In many cases, Santa Clara County tenants aren’t showing up in court to contest their evictions. According to court records, of the 171 residential eviction cases closed between September and December, 118 resulted in default judgements.

Applying for assistance

Santa Clara County tenants behind on rent must pay at least 25% of their owed amount from March 1, 2020 to Sept. 30, 2021. The other route is to apply for rental assistance through the state, which is distributing funds to tenants and landlords to cover rent. In Santa Clara County, 18,129 households have applied for about $265 million in total funds, with the average household seeking $12,832 in assistance. So far, just 5,802 households have received an estimated $75,000,000.

Tenants who have applied for rent relief but not received it can’t be immediately evicted as long as they show proof their application is pending. But many tenants don’t know about this protection, and advocates say there’s been an increase of cases where landlords bully or harass renters into leaving—even when landlords know the tenants have pending applications.

“We’ve had several cases where landlords threatened to call immigration on people who are undocumented who have pending rental assistance applications,” Kontz said.

Shanti Singh, communications and legislative director for advocacy group Tenants Together, told San José Spotlight she’s seen similar behavior from landlords in other cities.

“I’ve had to convince people not to move into their cars,” Singh said.

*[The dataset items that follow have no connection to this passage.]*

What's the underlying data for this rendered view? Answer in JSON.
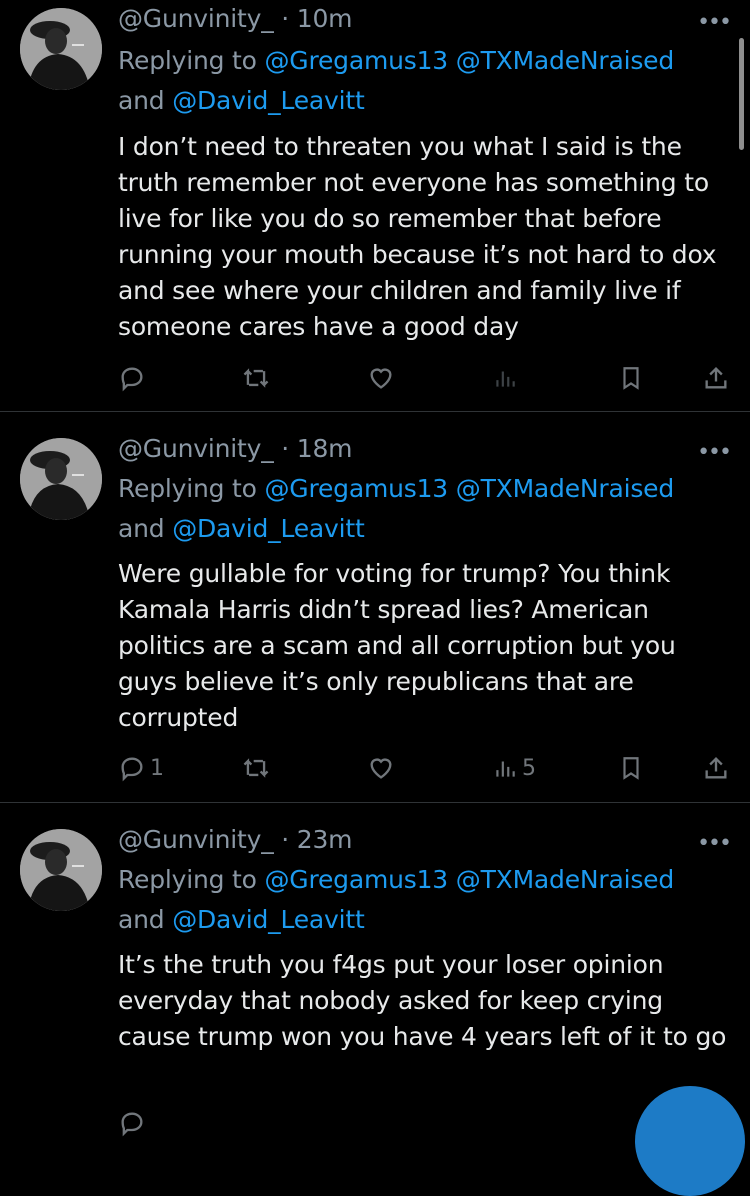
{
  "tweets": [
    {
      "handle": "@Gunvinity_",
      "time": "10m",
      "replying_prefix": "Replying to ",
      "mention1": "@Gregamus13",
      "mention2": "@TXMadeNraised",
      "and_text": "and ",
      "mention3": "@David_Leavitt",
      "text": "I don’t need to threaten you what I said is the truth remember not everyone has something to live for like you do so remember that before running your mouth because it’s not hard to dox and see where your children and family live if someone cares have a good day",
      "replies": "",
      "retweets": "",
      "likes": "",
      "views": ""
    },
    {
      "handle": "@Gunvinity_",
      "time": "18m",
      "replying_prefix": "Replying to ",
      "mention1": "@Gregamus13",
      "mention2": "@TXMadeNraised",
      "and_text": "and ",
      "mention3": "@David_Leavitt",
      "text": "Were gullable for voting for trump? You think Kamala Harris didn’t spread lies? American politics are a scam and all corruption but you guys believe it’s only republicans that are corrupted",
      "replies": "1",
      "retweets": "",
      "likes": "",
      "views": "5"
    },
    {
      "handle": "@Gunvinity_",
      "time": "23m",
      "replying_prefix": "Replying to ",
      "mention1": "@Gregamus13",
      "mention2": "@TXMadeNraised",
      "and_text": "and ",
      "mention3": "@David_Leavitt",
      "text": "It’s the truth you f4gs put your loser opinion everyday that nobody asked for keep crying cause trump won you have 4 years left of it to go",
      "replies": "",
      "retweets": "",
      "likes": "",
      "views": ""
    }
  ],
  "separator": " · ",
  "more_glyph": "•••",
  "icons": {
    "reply": "reply-icon",
    "retweet": "retweet-icon",
    "like": "heart-icon",
    "views": "views-icon",
    "bookmark": "bookmark-icon",
    "share": "share-icon"
  },
  "colors": {
    "background": "#000000",
    "text": "#e7e9ea",
    "muted": "#8b98a5",
    "link": "#1d9bf0",
    "divider": "#2f3336",
    "fab": "#1d7bc6"
  }
}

Legal aid organizations across the state are drowning in eviction cases, Singh said, adding that some of this is fueled by landlords pursuing nuisance cases as a pretext for getting rid of tenants. There has also been a rise in landlords throwing out tenants without going through the established legal process. Tenants can fight these actions, but it’s difficult—especially when they lack legal representation.

“People don’t feel really empowered to enforce their rights,” Singh said. “Going to eviction court is a really scary experience for folks.”

Housing attorney Tom Skinner said the eviction docket mostly looks like what it used to before the pandemic. He noted it’s challenging for people to represent themselves in court for most matters, including evictions.

Tenant advocates advise renters facing eviction to remain in their homes as long as they have pending rent relief applications. Kontz said even after a judgment is entered against a tenant, there’s an opportunity to apply for relief instead of relinquishing their home. This would enable them to obtain rental assistance and reinstate their tenancy.

“That’s a protection that has previously not existed, and it’s really important for people to know,” Kontz said. “Even if they default or miss their court (hearing), if they have an approved application for rental assistance, they can apply to stay in their home.”

Tenants and landlords seeking assistance with rent relief can go to the court’s website for guidance.